Average Teacher To Receive 37 Scented Candles From Students This Year


TEACHERS across the country are bracing themselves for a flood of scented candles as school terms draw to a close and parents rush to make sure their child isn’t the only kid who doesn’t bring in a gift to their school.

The giving of gifts to teachers can be traced to a Dublin school in the early 2000’s, when one 8-year-old brought a box of Milk Tray into his 2nd class teacher.

After every child in the classroom went home and told their parents, the same teacher received dozens of boxes of Milk Tray the following year, as parents feared that their kid may not get as much education if they were the one child who didn’t give anything to the teacher at Christmas.

This soon spread to the whole school, and then to schools in the surrounding area before becoming a countrywide epidemic. Statistics show that parents are more likely to buy a scented candle for their kids’ teacher, as it is a relatively universal gift that requires little or no actual thought.

“What was once a kind gesture is now a mandatory part of the education system, ” said Hillary Martin, spokesperson for the Irish Teachers Association.

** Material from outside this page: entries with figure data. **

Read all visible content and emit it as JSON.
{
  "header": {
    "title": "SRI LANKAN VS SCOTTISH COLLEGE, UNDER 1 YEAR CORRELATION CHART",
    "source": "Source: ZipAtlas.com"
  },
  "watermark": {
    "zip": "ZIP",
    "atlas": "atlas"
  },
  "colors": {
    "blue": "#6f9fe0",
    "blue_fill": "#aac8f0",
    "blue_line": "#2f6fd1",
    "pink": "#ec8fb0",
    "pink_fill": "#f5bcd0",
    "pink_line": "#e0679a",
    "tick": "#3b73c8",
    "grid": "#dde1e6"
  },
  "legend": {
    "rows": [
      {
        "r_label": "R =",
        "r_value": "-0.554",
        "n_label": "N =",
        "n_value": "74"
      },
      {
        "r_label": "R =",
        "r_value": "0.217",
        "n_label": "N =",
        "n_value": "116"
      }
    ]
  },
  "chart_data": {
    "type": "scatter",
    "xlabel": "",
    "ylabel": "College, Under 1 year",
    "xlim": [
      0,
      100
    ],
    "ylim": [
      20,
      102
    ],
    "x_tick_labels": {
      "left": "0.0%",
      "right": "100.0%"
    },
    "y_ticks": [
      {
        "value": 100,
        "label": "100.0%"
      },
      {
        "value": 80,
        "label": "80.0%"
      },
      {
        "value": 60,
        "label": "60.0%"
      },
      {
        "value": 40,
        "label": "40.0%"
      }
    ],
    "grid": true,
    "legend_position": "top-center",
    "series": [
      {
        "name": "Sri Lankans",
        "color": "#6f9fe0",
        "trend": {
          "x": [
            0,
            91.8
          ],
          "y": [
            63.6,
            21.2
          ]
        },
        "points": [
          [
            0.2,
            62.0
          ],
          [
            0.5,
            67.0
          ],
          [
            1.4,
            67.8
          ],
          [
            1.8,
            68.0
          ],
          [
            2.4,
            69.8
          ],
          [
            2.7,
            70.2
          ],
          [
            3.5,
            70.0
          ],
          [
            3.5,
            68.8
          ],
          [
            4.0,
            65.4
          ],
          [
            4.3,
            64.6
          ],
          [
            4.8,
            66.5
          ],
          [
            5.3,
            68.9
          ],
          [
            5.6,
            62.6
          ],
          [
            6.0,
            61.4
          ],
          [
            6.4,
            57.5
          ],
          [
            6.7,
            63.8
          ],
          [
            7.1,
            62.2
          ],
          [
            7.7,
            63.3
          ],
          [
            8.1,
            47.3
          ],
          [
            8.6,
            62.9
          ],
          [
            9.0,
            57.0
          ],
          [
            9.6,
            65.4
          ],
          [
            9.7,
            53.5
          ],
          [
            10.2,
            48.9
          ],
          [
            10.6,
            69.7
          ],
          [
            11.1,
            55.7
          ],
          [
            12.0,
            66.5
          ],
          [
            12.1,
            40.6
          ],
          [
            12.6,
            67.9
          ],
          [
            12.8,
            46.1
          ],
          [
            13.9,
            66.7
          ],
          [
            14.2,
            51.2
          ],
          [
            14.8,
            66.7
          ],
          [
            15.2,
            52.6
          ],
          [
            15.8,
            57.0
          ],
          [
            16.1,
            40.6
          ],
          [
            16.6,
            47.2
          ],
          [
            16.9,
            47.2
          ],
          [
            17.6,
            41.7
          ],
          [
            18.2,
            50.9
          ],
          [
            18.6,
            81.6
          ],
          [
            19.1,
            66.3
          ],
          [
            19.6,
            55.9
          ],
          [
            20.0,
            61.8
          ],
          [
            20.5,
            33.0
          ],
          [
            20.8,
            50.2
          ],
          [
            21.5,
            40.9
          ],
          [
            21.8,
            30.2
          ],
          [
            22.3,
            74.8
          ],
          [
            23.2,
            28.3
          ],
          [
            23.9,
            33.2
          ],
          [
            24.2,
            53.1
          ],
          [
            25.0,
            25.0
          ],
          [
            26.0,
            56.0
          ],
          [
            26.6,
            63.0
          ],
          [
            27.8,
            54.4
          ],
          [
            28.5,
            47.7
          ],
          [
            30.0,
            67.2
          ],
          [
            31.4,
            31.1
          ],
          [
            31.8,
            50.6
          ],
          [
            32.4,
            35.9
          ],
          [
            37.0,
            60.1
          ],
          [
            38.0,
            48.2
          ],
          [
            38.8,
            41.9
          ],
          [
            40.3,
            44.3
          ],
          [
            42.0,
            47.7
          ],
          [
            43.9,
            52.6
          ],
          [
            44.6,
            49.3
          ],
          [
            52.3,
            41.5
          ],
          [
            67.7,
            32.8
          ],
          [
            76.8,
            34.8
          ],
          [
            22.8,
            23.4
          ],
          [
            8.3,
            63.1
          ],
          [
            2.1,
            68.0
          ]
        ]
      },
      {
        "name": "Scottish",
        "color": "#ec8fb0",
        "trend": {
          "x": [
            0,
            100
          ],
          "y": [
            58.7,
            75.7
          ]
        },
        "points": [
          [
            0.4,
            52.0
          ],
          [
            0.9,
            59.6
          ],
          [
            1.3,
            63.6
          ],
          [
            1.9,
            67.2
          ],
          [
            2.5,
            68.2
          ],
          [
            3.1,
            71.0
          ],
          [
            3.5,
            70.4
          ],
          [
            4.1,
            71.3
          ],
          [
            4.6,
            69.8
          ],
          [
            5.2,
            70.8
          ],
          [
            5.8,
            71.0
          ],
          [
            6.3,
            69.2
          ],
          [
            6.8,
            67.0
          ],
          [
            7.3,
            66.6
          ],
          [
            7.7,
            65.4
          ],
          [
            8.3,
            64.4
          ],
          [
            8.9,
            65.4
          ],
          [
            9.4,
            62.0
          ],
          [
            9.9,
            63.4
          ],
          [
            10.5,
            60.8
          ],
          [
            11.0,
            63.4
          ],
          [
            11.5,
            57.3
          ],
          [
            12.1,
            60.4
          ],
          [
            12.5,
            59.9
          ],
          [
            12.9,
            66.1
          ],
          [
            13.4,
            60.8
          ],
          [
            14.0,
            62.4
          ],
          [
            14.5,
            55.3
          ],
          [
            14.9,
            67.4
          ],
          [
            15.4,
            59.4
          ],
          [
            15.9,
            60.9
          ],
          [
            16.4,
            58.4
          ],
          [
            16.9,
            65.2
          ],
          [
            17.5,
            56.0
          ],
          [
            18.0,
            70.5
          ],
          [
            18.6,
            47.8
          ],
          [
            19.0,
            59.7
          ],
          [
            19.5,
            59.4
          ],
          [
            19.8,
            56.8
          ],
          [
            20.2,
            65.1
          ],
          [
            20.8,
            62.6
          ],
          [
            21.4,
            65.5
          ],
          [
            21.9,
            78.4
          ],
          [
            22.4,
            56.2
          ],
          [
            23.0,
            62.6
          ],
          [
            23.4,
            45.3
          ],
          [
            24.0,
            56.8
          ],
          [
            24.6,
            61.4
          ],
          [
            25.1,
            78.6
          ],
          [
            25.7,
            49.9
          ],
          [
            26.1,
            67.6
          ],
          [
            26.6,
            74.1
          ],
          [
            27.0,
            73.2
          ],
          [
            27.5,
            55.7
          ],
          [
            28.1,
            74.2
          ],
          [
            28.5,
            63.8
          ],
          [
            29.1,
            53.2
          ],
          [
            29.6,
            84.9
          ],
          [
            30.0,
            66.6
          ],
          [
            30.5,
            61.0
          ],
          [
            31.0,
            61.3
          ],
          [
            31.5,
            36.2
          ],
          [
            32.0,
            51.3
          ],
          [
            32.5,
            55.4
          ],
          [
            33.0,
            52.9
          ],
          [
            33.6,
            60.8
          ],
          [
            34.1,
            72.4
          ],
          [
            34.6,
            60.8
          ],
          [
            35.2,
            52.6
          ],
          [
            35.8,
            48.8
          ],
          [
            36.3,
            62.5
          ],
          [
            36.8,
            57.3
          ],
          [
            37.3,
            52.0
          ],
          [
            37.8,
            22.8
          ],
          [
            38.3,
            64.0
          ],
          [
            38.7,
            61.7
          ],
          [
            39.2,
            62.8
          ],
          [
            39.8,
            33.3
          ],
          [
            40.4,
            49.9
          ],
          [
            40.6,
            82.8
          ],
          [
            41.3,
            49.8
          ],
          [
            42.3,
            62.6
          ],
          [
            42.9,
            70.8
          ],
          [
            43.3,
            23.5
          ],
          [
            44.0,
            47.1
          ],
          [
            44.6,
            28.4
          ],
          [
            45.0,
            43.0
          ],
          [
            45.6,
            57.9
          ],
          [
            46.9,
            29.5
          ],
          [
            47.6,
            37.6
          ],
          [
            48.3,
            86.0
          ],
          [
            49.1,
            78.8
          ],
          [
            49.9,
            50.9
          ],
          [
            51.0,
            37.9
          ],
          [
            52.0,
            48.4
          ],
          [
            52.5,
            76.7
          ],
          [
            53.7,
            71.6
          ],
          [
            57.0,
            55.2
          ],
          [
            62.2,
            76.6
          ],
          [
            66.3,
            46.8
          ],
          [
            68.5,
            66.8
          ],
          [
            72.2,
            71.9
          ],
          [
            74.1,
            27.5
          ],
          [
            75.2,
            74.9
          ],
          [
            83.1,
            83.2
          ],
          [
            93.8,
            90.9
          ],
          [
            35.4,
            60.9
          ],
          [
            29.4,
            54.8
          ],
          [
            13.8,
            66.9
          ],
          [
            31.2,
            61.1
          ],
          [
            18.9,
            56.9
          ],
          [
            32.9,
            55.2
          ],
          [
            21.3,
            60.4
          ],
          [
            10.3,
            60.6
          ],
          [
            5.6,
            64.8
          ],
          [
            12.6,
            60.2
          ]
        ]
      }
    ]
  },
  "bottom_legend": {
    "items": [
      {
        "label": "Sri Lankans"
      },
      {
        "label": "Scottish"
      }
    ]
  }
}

“All parents are duty-bound to give a gift valued at no less than €20 to their kids’ teacher, regardless of how that teacher is performing in their job. Yankee Candles are the most common, and teachers receive more of these than they could possibly burn in a year. They just pile up. On average, teachers have more candles in their house than the nearest cathedral”.

Meanwhile, experts in the art of cop-on have suggested that the phenomenon of giving gifts to teachers could be eradicated if parents would just agree that the whole thing was nonsense and that there’s enough to be worried about at Christmas without fretting that your child is going to be singled out for a year if they don’t buy their teacher a candle that smells like washing powder.